I think it's important for us to get in position to challenge McConnell. We don't need another Republican majority that grows government again. McConnell has a couple of years to prove himself. *If he doesn't then he needs to go*. ALL conservatives of all stripes will agree and it won't matter who they hire.

----------


## BamaFanNKy

Why does anyone listen to Adams? He was working against Massie for Gary Moore.

----------


## kathy88

*BUMP*

----------


## Sola_Fide

> I think it's important for us to get in position to challenge McConnell. We don't need another Republican majority that grows government again. McConnell has a couple of years to prove himself. *If he doesn't then he needs to go*. ALL conservatives of all stripes will agree and it won't matter who they hire.


That may be a little more difficult after the news today.

----------


## Sola_Fide

> Why does anyone listen to Adams? He was working against Massie for Gary Moore.


lol....that's what I was trying to ask him about.  He seemed to deny it.

----------


## BamaFanNKy

> lol....that's what I was trying to ask him about.  He seemed to deny it.

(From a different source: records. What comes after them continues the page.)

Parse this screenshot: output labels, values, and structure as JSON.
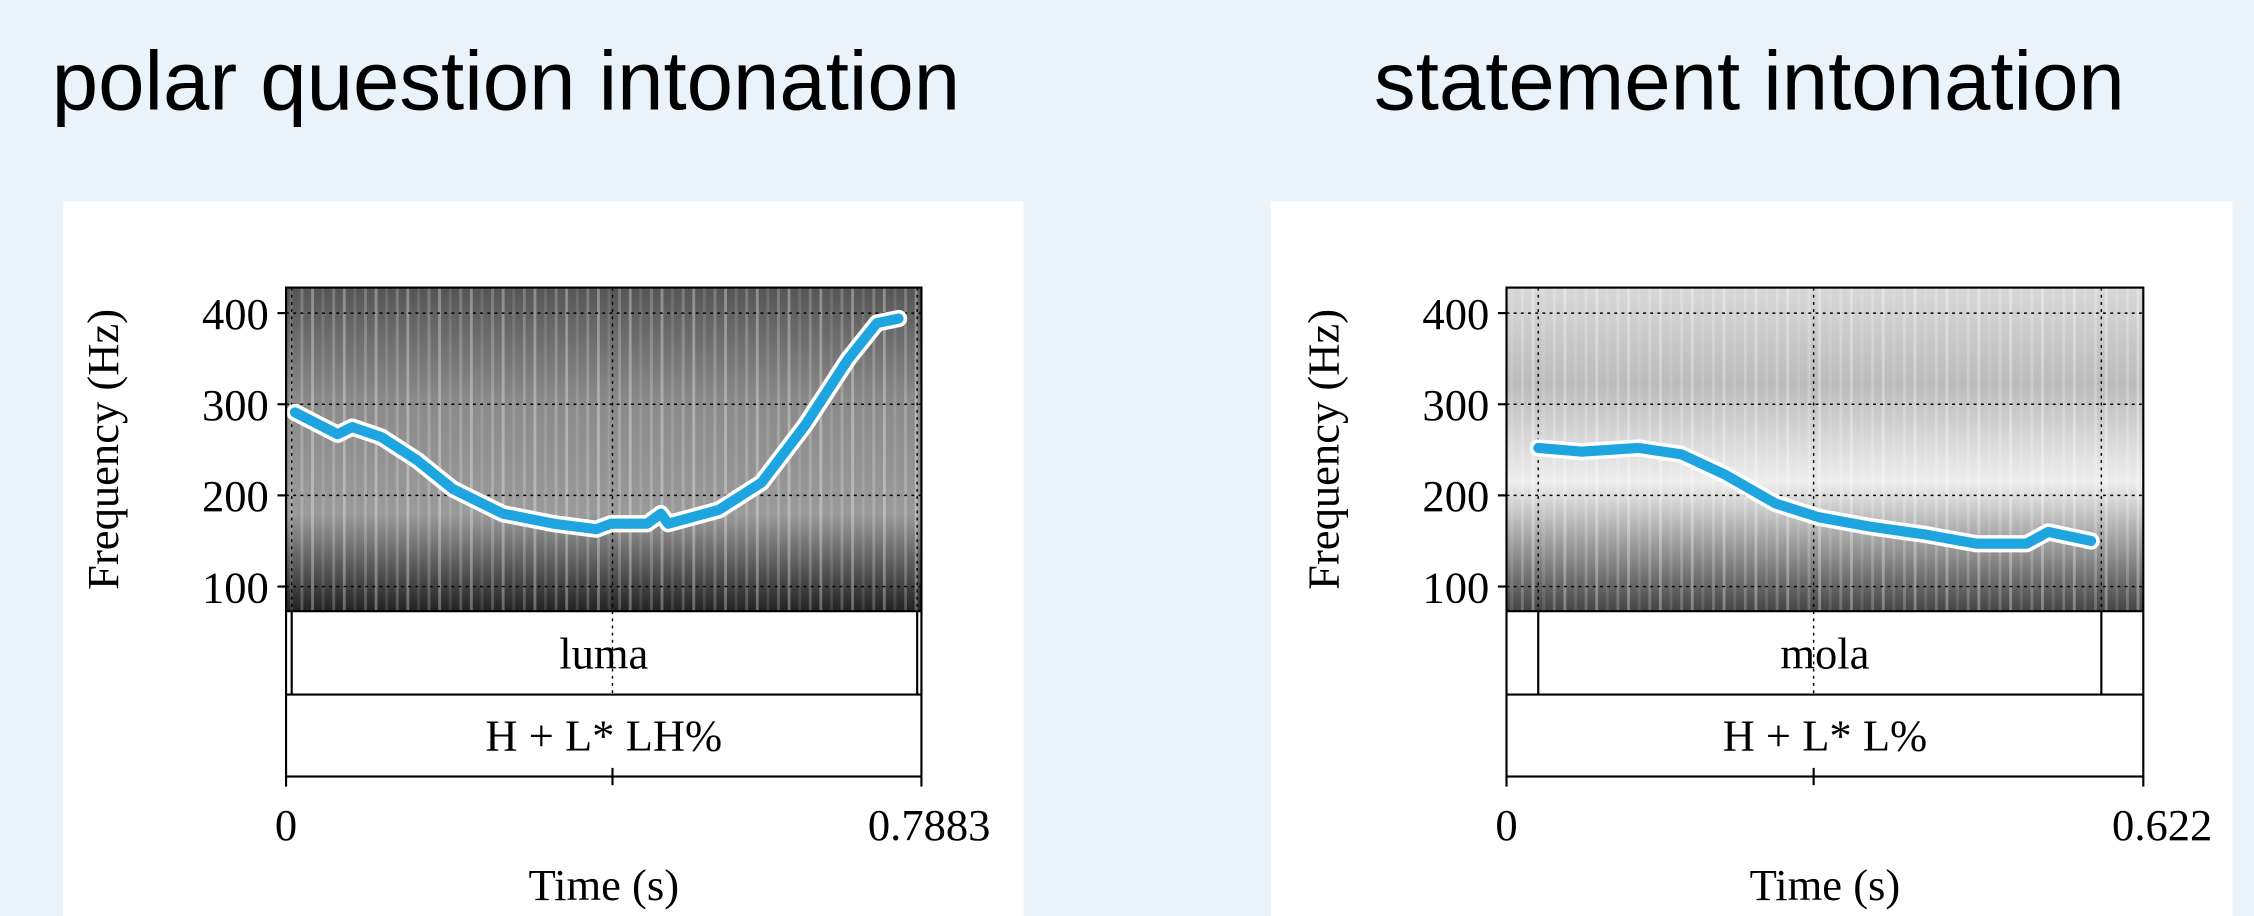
{
  "chart_data": [
    {
      "type": "line",
      "title": "polar question intonation",
      "x_label": "Time (s)",
      "y_label": "Frequency (Hz)",
      "xlim": [
        0,
        0.7883
      ],
      "xticks": [
        0,
        0.7883
      ],
      "ylim": [
        73,
        428
      ],
      "yticks": [
        100,
        200,
        300,
        400
      ],
      "grid": true,
      "color": "#1ea4de",
      "x": [
        0.011,
        0.064,
        0.082,
        0.118,
        0.162,
        0.207,
        0.269,
        0.332,
        0.385,
        0.403,
        0.448,
        0.465,
        0.474,
        0.537,
        0.59,
        0.644,
        0.697,
        0.733,
        0.76
      ],
      "values": [
        291,
        267,
        275,
        264,
        239,
        207,
        180,
        169,
        163,
        169,
        169,
        180,
        169,
        184,
        214,
        277,
        349,
        389,
        394
      ],
      "tiers": [
        {
          "label": "luma",
          "bounds": [
            0.007,
            0.783
          ]
        },
        {
          "label": "H + L* LH%",
          "points": [
            0.405
          ]
        }
      ]
    },
    {
      "type": "line",
      "title": "statement intonation",
      "x_label": "Time (s)",
      "y_label": "Frequency (Hz)",
      "xlim": [
        0,
        0.622
      ],
      "xticks": [
        0,
        0.622
      ],
      "ylim": [
        73,
        428
      ],
      "yticks": [
        100,
        200,
        300,
        400
      ],
      "grid": true,
      "color": "#1ea4de",
      "x": [
        0.031,
        0.073,
        0.129,
        0.171,
        0.213,
        0.263,
        0.305,
        0.354,
        0.41,
        0.459,
        0.508,
        0.529,
        0.571
      ],
      "values": [
        252,
        248,
        252,
        245,
        223,
        191,
        176,
        166,
        157,
        147,
        147,
        160,
        150
      ],
      "tiers": [
        {
          "label": "mola",
          "bounds": [
            0.031,
            0.581
          ]
        },
        {
          "label": "H + L* L%",
          "points": [
            0.3
          ]
        }
      ]
    }
  ]
}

NKYReporter = David Adams. http://nkyreporter.blogspot.com/

He also denies selling Hightower out.

----------


## Aratus

> Skip to 3:00.
> http://www.youtube.com/watch?v=kkkMmQgjf4Y





> He's right.  I knew Rand would be a superstar going forward and I have the same feeling about Thomas.


has mitch mcconnell just made it possible for jesse benton and david adams to REALLY go at it in the 2014 KY GOP senate primary?

----------


## BamaFanNKy

> has mitch mcconnell just made it possible for jesse benton and david adams to REALLY go at it in the 2014 KY GOP senate primary?


No.

----------


## QWDC

Eh, if you really, really want to take on Mitch in 2014, it might just be best to pull a Mark Clayton and get someone to go for the D nomination.  Kentucky democrats are still pretty conservative so it might be a good fit.  No need for Massie to commit political suicide at this point in his career.

----------


## Sola_Fide

> NKYReporter = David Adams. http://nkyreporter.blogspot.com/
> 
> He also denies selling Hightower out.


Can't argue with that.  I wonder why the deception though?

----------


## brandon

> NKYReporter = David Adams. http://nkyreporter.blogspot.com/
> 
> He also denies selling Hightower out.


Proof?


And selling out hightower....as in the myspace thing?

----------


## BamaFanNKy

> Proof?
> 
> 
> And selling out hightower....as in the myspace thing?


Other than those that know him saying it.... Also, I've seen his emails to Jake Payne on the Hightower thing. He's a rat bastard.

----------